Forget corporate holiday bashes where glitterati are treated to fine champagne and French delicacies: Russia's economic crisis has taken the glow off the holiday season this year.
Many companies are now forced to scrimp on once-lavish New Year's parties or celebrate the country's most beloved holiday in the office -- with simple snacks on offer and employees bringing their own drinks.
On a recent afternoon servers were arranging Chianti bottles on white tablecloths for a holiday party for 500 employees of an international firm in Roll Hall, a venue just south of the Moscow city centre.
Yelena Vetrova, deputy director of the entertainment and shopping complex, said that business was mostly good, although some clients waited until the last minute to book their parties, while others scaled theirs down.
"For the first time ever this year we were taking reservations in December," said Vetrova, noting that clients used to make bookings as early as May.
She added that some clients had cancelled, while others toned down the festivities: the average price tag this year is 25 to 30 percent lower than last December.
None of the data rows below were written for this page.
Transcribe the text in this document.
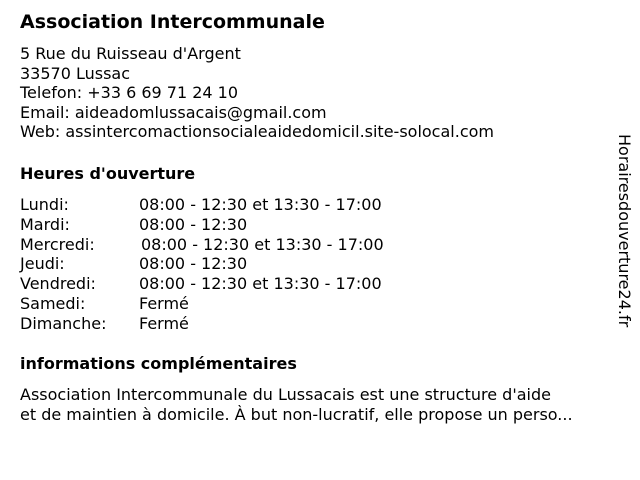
Association Intercommunale
5 Rue du Ruisseau d'Argent
33570 Lussac
Telefon: +33 6 69 71 24 10
Email: aideadomlussacais@gmail.com
Web: assintercomactionsocialeaidedomicil.site-solocal.com
Heures d'ouverture
Lundi:	08:00 - 12:30 et 13:30 - 17:00
Mardi:	08:00 - 12:30
Mercredi:	08:00 - 12:30 et 13:30 - 17:00
Jeudi:	08:00 - 12:30
Vendredi:	08:00 - 12:30 et 13:30 - 17:00
Samedi:	Fermé
Dimanche: Fermé
informations complémentaires
Association Intercommunale du Lussacais est une structure d'aide
et de maintien à domicile. À but non-lucratif, elle propose un perso...
Horairesdouverture24.fr
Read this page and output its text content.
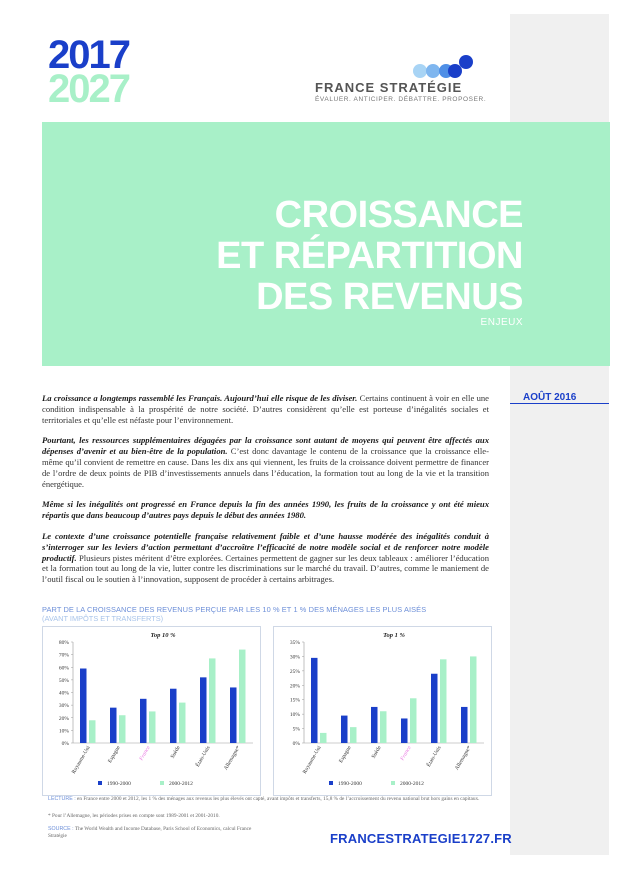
2017
2027	FRANCE STRATÉGIE
ÉVALUER. ANTICIPER. DÉBATTRE. PROPOSER.
CROISSANCE
ET RÉPARTITION
DES REVENUS
ENJEUX
AOÛT 2016

La croissance a longtemps rassemblé les Français. Aujourd’hui elle risque de les diviser. Certains continuent à voir en elle une condition indispensable à la prospérité de notre société. D’autres considèrent qu’elle est porteuse d’inégalités sociales et territoriales et qu’elle est néfaste pour l’environnement.

Pourtant, les ressources supplémentaires dégagées par la croissance sont autant de moyens qui peuvent être affectés aux dépenses d’avenir et au bien-être de la population. C’est donc davantage le contenu de la croissance que la croissance elle-même qu’il convient de remettre en cause. Dans les dix ans qui viennent, les fruits de la croissance doivent permettre de financer de l’ordre de deux points de PIB d’investissements annuels dans l’éducation, la formation tout au long de la vie et la transition énergétique.

Même si les inégalités ont progressé en France depuis la fin des années 1990, les fruits de la croissance y ont été mieux répartis que dans beaucoup d’autres pays depuis le début des années 1980.

Le contexte d’une croissance potentielle française relativement faible et d’une hausse modérée des inégalités conduit à s’interroger sur les leviers d’action permettant d’accroître l’efficacité de notre modèle social et de renforcer notre modèle productif. Plusieurs pistes méritent d’être explorées. Certaines permettent de gagner sur les deux tableaux : améliorer l’éducation et la formation tout au long de la vie, lutter contre les discriminations sur le marché du travail. D’autres, comme le maniement de l’outil fiscal ou le soutien à l’innovation, supposent de procéder à certains arbitrages.

PART DE LA CROISSANCE DES REVENUS PERÇUE PAR LES 10 % ET 1 % DES MÉNAGES LES PLUS AISÉS
(AVANT IMPÔTS ET TRANSFERTS)
Top 10 %
0%
10%
20%
30%
40%
50%
60%
70%
80%
Royaume-Uni	Espagne	France	Suède	États-Unis Allemagne*
1990-2000	2000-2012
Top 1 %
0%
5%
10%
15%
20%
25%
30%
35%
Royaume-Uni	Espagne	Suède	France	États-Unis Allemagne*
1990-2000	2000-2012
LECTURE : en France entre 2000 et 2012, les 1 % des ménages aux revenus les plus élevés ont capté, avant impôts et transferts, 15,8 % de l’accroissement du revenu national brut hors gains en capitaux.
* Pour l’Allemagne, les périodes prises en compte sont 1989-2001 et 2001-2010.
SOURCE : The World Wealth and Income Database, Paris School of Economics, calcul France Stratégie	FRANCESTRATEGIE1727.FR
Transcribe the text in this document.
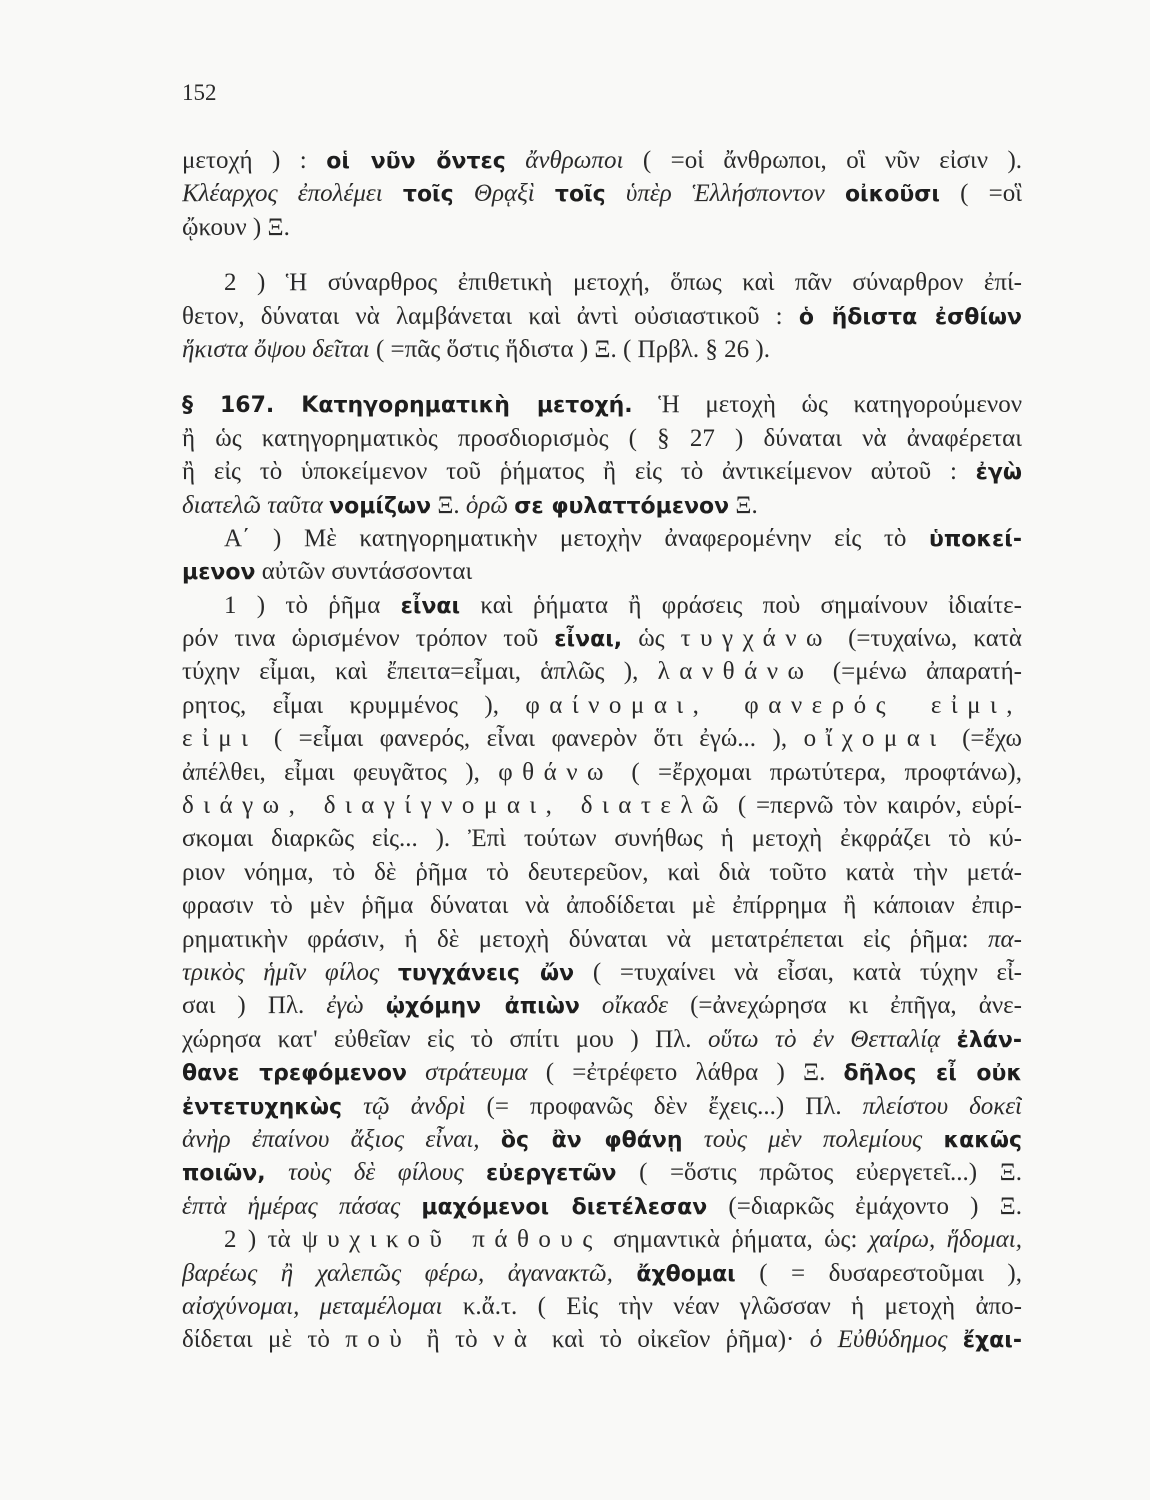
152
μετοχή ) : οἱ νῦν ὄντες ἄνθρωποι ( =οἱ ἄνθρωποι, οἳ νῦν εἰσιν ).
Κλέαρχος ἐπολέμει τοῖς Θρᾳξὶ τοῖς ὑπὲρ Ἑλλήσποντον οἰκοῦσι ( =οἳ
ᾤκουν ) Ξ.
2 ) Ἡ σύναρθρος ἐπιθετικὴ μετοχή, ὅπως καὶ πᾶν σύναρθρον ἐπί-
θετον, δύναται νὰ λαμβάνεται καὶ ἀντὶ οὐσιαστικοῦ : ὁ ἥδιστα ἐσθίων
ἥκιστα ὄψου δεῖται ( =πᾶς ὅστις ἥδιστα ) Ξ. ( Πρβλ. § 26 ).
§ 167. Κατηγορηματικὴ μετοχή. Ἡ μετοχὴ ὡς κατηγορούμενον
ἢ ὡς κατηγορηματικὸς προσδιορισμὸς ( § 27 ) δύναται νὰ ἀναφέρεται
ἢ εἰς τὸ ὑποκείμενον τοῦ ῥήματος ἢ εἰς τὸ ἀντικείμενον αὐτοῦ : ἐγὼ
διατελῶ ταῦτα νομίζων Ξ. ὁρῶ σε φυλαττόμενον Ξ.
Α΄ ) Μὲ κατηγορηματικὴν μετοχὴν ἀναφερομένην εἰς τὸ ὑποκεί-
μενον αὐτῶν συντάσσονται
1 ) τὸ ῥῆμα εἶναι καὶ ῥήματα ἢ φράσεις ποὺ σημαίνουν ἰδιαίτε-
ρόν τινα ὡρισμένον τρόπον τοῦ εἶναι, ὡς τυγχάνω (=τυχαίνω, κατὰ
τύχην εἶμαι, καὶ ἔπειτα=εἶμαι, ἁπλῶς ), λανθάνω (=μένω ἀπαρατή-
ρητος, εἶμαι κρυμμένος ), φαίνομαι, φανερός εἰμι,
εἰμι ( =εἶμαι φανερός, εἶναι φανερὸν ὅτι ἐγώ... ), οἴχομαι (=ἔχω
ἀπέλθει, εἶμαι φευγᾶτος ), φθάνω ( =ἔρχομαι πρωτύτερα, προφτάνω),
διάγω, διαγίγνομαι, διατελῶ ( =περνῶ τὸν καιρόν, εὑρί-
σκομαι διαρκῶς εἰς... ). Ἐπὶ τούτων συνήθως ἡ μετοχὴ ἐκφράζει τὸ κύ-
ριον νόημα, τὸ δὲ ῥῆμα τὸ δευτερεῦον, καὶ διὰ τοῦτο κατὰ τὴν μετά-
φρασιν τὸ μὲν ῥῆμα δύναται νὰ ἀποδίδεται μὲ ἐπίρρημα ἢ κάποιαν ἐπιρ-
ρηματικὴν φράσιν, ἡ δὲ μετοχὴ δύναται νὰ μετατρέπεται εἰς ῥῆμα: πα-
τρικὸς ἡμῖν φίλος τυγχάνεις ὤν ( =τυχαίνει νὰ εἶσαι, κατὰ τύχην εἶ-
σαι ) Πλ. ἐγὼ ᾠχόμην ἀπιὼν οἴκαδε (=ἀνεχώρησα κι ἐπῆγα, ἀνε-
χώρησα κατ' εὐθεῖαν εἰς τὸ σπίτι μου ) Πλ. οὕτω τὸ ἐν Θετταλίᾳ ἐλάν-
θανε τρεφόμενον στράτευμα ( =ἐτρέφετο λάθρα ) Ξ. δῆλος εἶ οὐκ
ἐντετυχηκὼς τῷ ἀνδρὶ (= προφανῶς δὲν ἔχεις...) Πλ. πλείστου δοκεῖ
ἀνὴρ ἐπαίνου ἄξιος εἶναι, ὃς ἂν φθάνῃ τοὺς μὲν πολεμίους κακῶς
ποιῶν, τοὺς δὲ φίλους εὐεργετῶν ( =ὅστις πρῶτος εὐεργετεῖ...) Ξ.
ἑπτὰ ἡμέρας πάσας μαχόμενοι διετέλεσαν (=διαρκῶς ἐμάχοντο ) Ξ.
2 ) τὰ ψυχικοῦ πάθους σημαντικὰ ῥήματα, ὡς: χαίρω, ἥδομαι,
βαρέως ἢ χαλεπῶς φέρω, ἀγανακτῶ, ἄχθομαι ( = δυσαρεστοῦμαι ),
αἰσχύνομαι, μεταμέλομαι κ.ἄ.τ. ( Εἰς τὴν νέαν γλῶσσαν ἡ μετοχὴ ἀπο-
δίδεται μὲ τὸ ποὺ ἢ τὸ νὰ καὶ τὸ οἰκεῖον ῥῆμα)· ὁ Εὐθύδημος ἔχαι-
"People don't go away hungry but they don't eat foie gras," she said with a wry smile.
"Many firms ask us whether they can bring their own alcohol, and we agree."
- Modesty in vogue -
Corporate New Year's parties became a huge industry in Russia during the years of high oil prices, with some companies booking lodges in the Alps, splurging on chocolate fondue fountains and paying singers hundreds of thousands of dollars for a performance.
But if it was once trendy to show off, the opposite appears to be true amid a shrinking economy, with prices rising and real incomes falling by more than nine percent in the first 11 months of 2015.
This year, holiday excesses can land businesses in hot water.
The government is looking into what many believe is a suspiciously lavish banquet laid on recently by the state corporation Rosnano, a leader in Russia's nanotechnology industry.
Some 400 people attended the New Year's party, which reportedly cost more than $30,000 (28,000 euros).
"We have a huge amount of money. Simply a lot," Rosnano head Anatoly Chubais told his staff at the event held at a Moscow club, according to a leaked video that caused a scandal.
"We will have a second bonus," he said, to cries of "hooray!"
Chubais, one of a handful of figures who oversaw liberal reforms in the government of Boris Yeltsin and who managed to hold on to a top post under President Vladimir Putin, was forced to explain himself.
"About the New Year's corporate party," he wrote on Twitter on Wednesday. "I confirm that all expenses were paid from the personal funds of board members."
The scandal prompted Deputy Prime Minister Arkady Dvorkovich to order a check into whether the Rosnano employees' bonuses were justified.
- Partying in the office -
For most companies in the private sector, New Year's habits are hard to break, with three-quarters planning to have a party.
But 41 percent said they have cut their budgets and 21 percent plan to party in the office, according to a study by the Russian executive search website HeadHunter.ru.
"The situation is not good," said Yegor Dobrogorsky, the head of event agency Communicator Creative Events, according to which the hard-hit construction and auto sectors appear to be scrimping the most.
Dobrogorsky added that companies can save by having employees host and participate in entertainment programmes, opting for buffet-style meals or axing the traditional celebrations altogether.
Buying Russian wines instead of imported alcohol can reduce the bill by half or more, he added.
Restaurateurs for whom New Year's parties have always been a gold mine are taking a hit.
Igor Bukharov, president of the Russian Federation of Restaurateurs and Hoteliers, said the market for holiday catering is down by a further 20 percent after last year's decline.
The parties "have always been an important source of revenue to compensate for a slow January," he said.